C’est comme si les habitants étaient tous partis subitement, mais en prenant tout de même le soin d’emmener leurs tuiles et leur charpente avec eux. Avec ses maisons creuses, sans toiture et sans fenêtre, entourées de ruban rouge et blanc et de messages de Rio Tinto avertissant qu’il est « interdit d’y pénétrer », Gornje Nedeljice est un étrange village fantôme, tout juste animé par les patrouilles de surveillance du groupe minier anglo-australien. D’ici à 2026, Rio Tinto rêve de construire sur ces terres perdues du sud-ouest de la Serbie, à la frontière bosnienne, la plus grande mine de lithium d’Europe.

Sur son site Internet, Rio Tinto assure que sa « mine Jadar », du nom de la rivière locale, sera capable d’extraire « 58 000 tonnes de carbonate de lithium par an » depuis la « jadarite », un minerai que le géant minier a découvert dans cette vallée en 2004. Soit assez « pour fournir plus d’un million de voitures électriques » à toute l’industrie automobile européenne et de faire de la Serbie « un hub pour l’énergie verte » d’un continent qui doit pour l’instant opérer sa transition vers l’électrique grâce à du lithium venant d’Australie ou d’Amérique latine. Du moins si la multinationale arrive à surpasser une résistance jamais vue jusqu’ici pour un projet minier en Serbie.

« Rio Tinto n’ouvrira jamais de mine ici », proclame Marjana Petkovic, depuis son salon installé à quelques centaines de mètres du village fantôme. Cette enseignante de 47 ans est devenue en quelques mois un des visages les plus visibles de la contestation contre le projet. Associé à des ONG environnementales de tout le pays et soutenu par l’opposition, leur mouvement « Ne donnons pas Jadar » a réussi à organiser des manifestations dans toutes les grandes villes. Samedi 11 décembre, ils étaient encore plusieurs milliers même si la mobilisation a montré des signes d’essoufflement après que le président serbe Aleksandar Vucic a promis de faire réexaminer deux lois accusées de favoriser Rio Tinto.
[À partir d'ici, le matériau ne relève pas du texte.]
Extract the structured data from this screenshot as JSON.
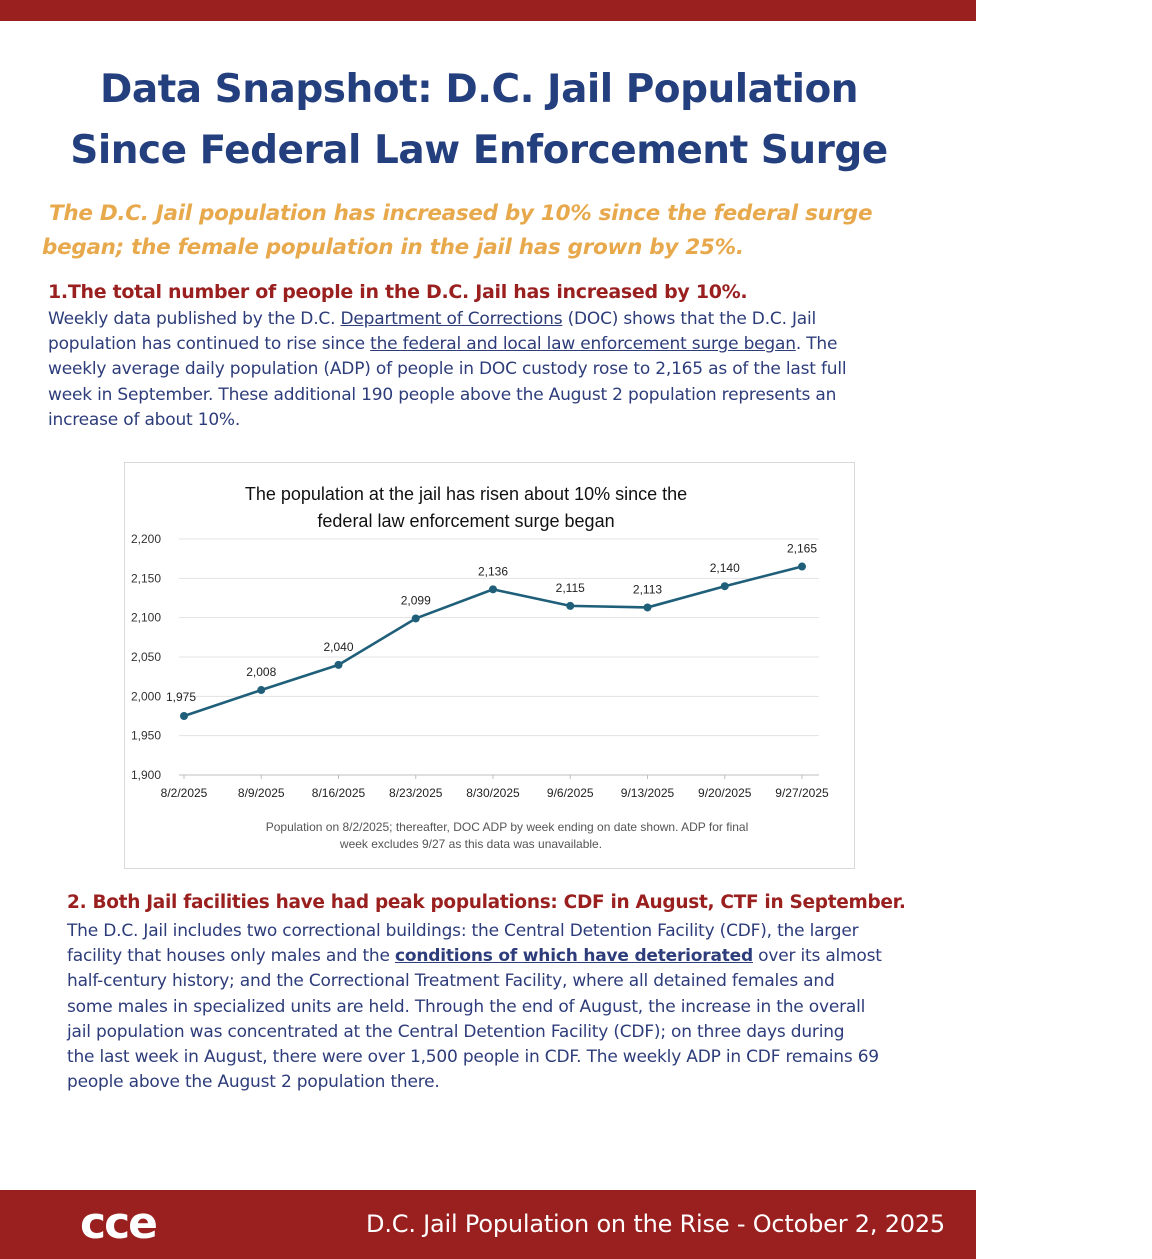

« J’ai peur pour les nappes phréatiques, que plus rien ne puisse pousser ici. Rio Tinto va peut-être employer mille personnes, mais des milliers d’autres vont perdre leurs emplois dans l’agriculture », estime la militante qui guette chaque animal mort dans le Jadar en suspectant les premiers forages exploratoires du groupe minier, marqués par des piézomètres bleus plantés dans les champs. Pour l’instant, difficile de savoir à quel point ces craintes sont justifiées. Rio Tinto ne publie aucune de ses études préliminaires et l’étude d’impact environnemental qui devra être approuvée par les autorités serbes est toujours en cours.